"If you, with all your sins, know how to give your children good things, how much more will the heavenly Father give the Holy Spirit to those who ask Him." —Luke 11:13
Thou shalt believe:
The Lord answers every prayer.
He answers every prayer with a loving response.
He answers every prayer immediately.
If He answers prayer differently than we expect, He never gives us less than we asked for, always more. (Sometimes He gives us so much more that we don't understand it.)
If He answers our prayer only in part, He is waiting on us and other human beings. We are not waiting on Him.
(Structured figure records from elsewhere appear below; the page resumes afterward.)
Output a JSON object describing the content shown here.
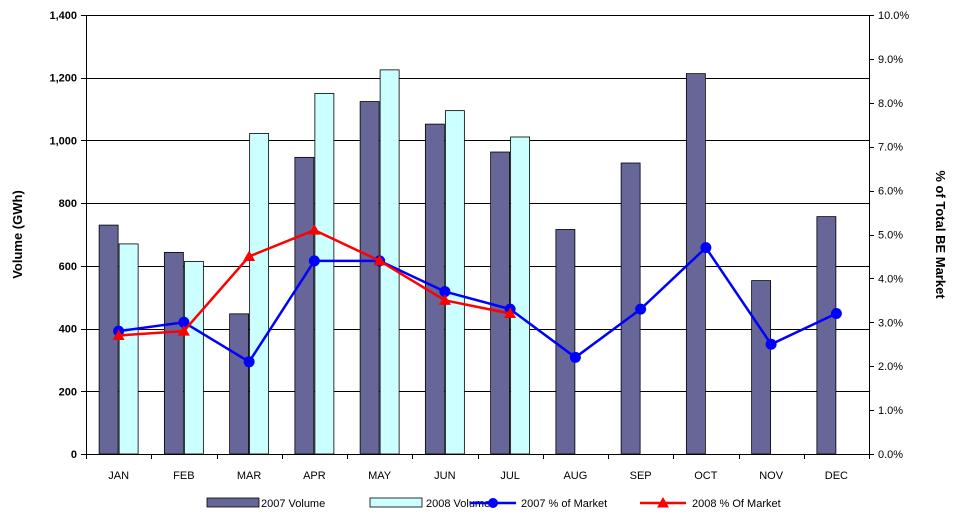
{
  "chart_data": {
    "type": "bar",
    "categories": [
      "JAN",
      "FEB",
      "MAR",
      "APR",
      "MAY",
      "JUN",
      "JUL",
      "AUG",
      "SEP",
      "OCT",
      "NOV",
      "DEC"
    ],
    "series": [
      {
        "name": "2007 Volume",
        "kind": "bar",
        "axis": "left",
        "color": "#666699",
        "values": [
          730,
          643,
          447,
          946,
          1124,
          1052,
          963,
          716,
          928,
          1213,
          553,
          757
        ]
      },
      {
        "name": "2008 Volume",
        "kind": "bar",
        "axis": "left",
        "color": "#ccffff",
        "values": [
          670,
          614,
          1022,
          1150,
          1225,
          1095,
          1011,
          null,
          null,
          null,
          null,
          null
        ]
      },
      {
        "name": "2007 % of Market",
        "kind": "line",
        "axis": "right",
        "color": "#0000ff",
        "marker": "circle",
        "values": [
          2.8,
          3.0,
          2.1,
          4.4,
          4.4,
          3.7,
          3.3,
          2.2,
          3.3,
          4.7,
          2.5,
          3.2
        ]
      },
      {
        "name": "2008 % Of Market",
        "kind": "line",
        "axis": "right",
        "color": "#ff0000",
        "marker": "triangle",
        "values": [
          2.7,
          2.8,
          4.5,
          5.1,
          4.4,
          3.5,
          3.2,
          null,
          null,
          null,
          null,
          null
        ]
      }
    ],
    "ylabel": "Volume (GWh)",
    "y2label": "% of Total BE Market",
    "ylim": [
      0,
      1400
    ],
    "y2lim": [
      0,
      10
    ],
    "yticks": [
      "0",
      "200",
      "400",
      "600",
      "800",
      "1,000",
      "1,200",
      "1,400"
    ],
    "y2ticks": [
      "0.0%",
      "1.0%",
      "2.0%",
      "3.0%",
      "4.0%",
      "5.0%",
      "6.0%",
      "7.0%",
      "8.0%",
      "9.0%",
      "10.0%"
    ],
    "grid": true,
    "legend_position": "bottom"
  }
}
These are the five commandments of prayer. They should be memorized and obeyed. They are based on the fact that God is our loving Father. He loves us more than we love ourselves. He sent His Son Jesus to die for us. What more could He do? Do loving fathers answer their children with love and without delay? Of course. Loving fathers want to do everything good for their children as soon as possible. The only things in their way are their own personal limitations and their children's lack of openness.
God our heavenly Father has no personal limitations. He is all-powerful. Thus, we are the only thing that can stop Him from loving us, from pouring out the fullness of His love. We belong to Him; we are His "own special possession" (Mal 3:17).
Prayer: Father, may I come to know and believe in the personal love You have for me, and pray like it (1 Jn 4:16).
Promise: "For you who fear My name, there will arise the sun of justice with its healing rays." —Mal 3:20
Praise: St. Bruno backed up his prayers with action, coming to the defense of Truth when called to do so.
Rescript: In accord with the Code of Canon Law, I hereby grant the Imprimatur ("Permission to Publish") for One Bread, One Body covering the period from October 1, 2005 through November 30, 2005. †Most Reverend Daniel E. Pilarczyk, Archbishop of the Archdiocese of Cincinnati, April 21, 2005.
The Imprimatur ("Permission to Publish") is a declaration that a book or pamphlet is considered to be free of doctrinal or moral error. It is not implied that those who have granted the Imprimatur agree with the contents, opinions, or statements expressed.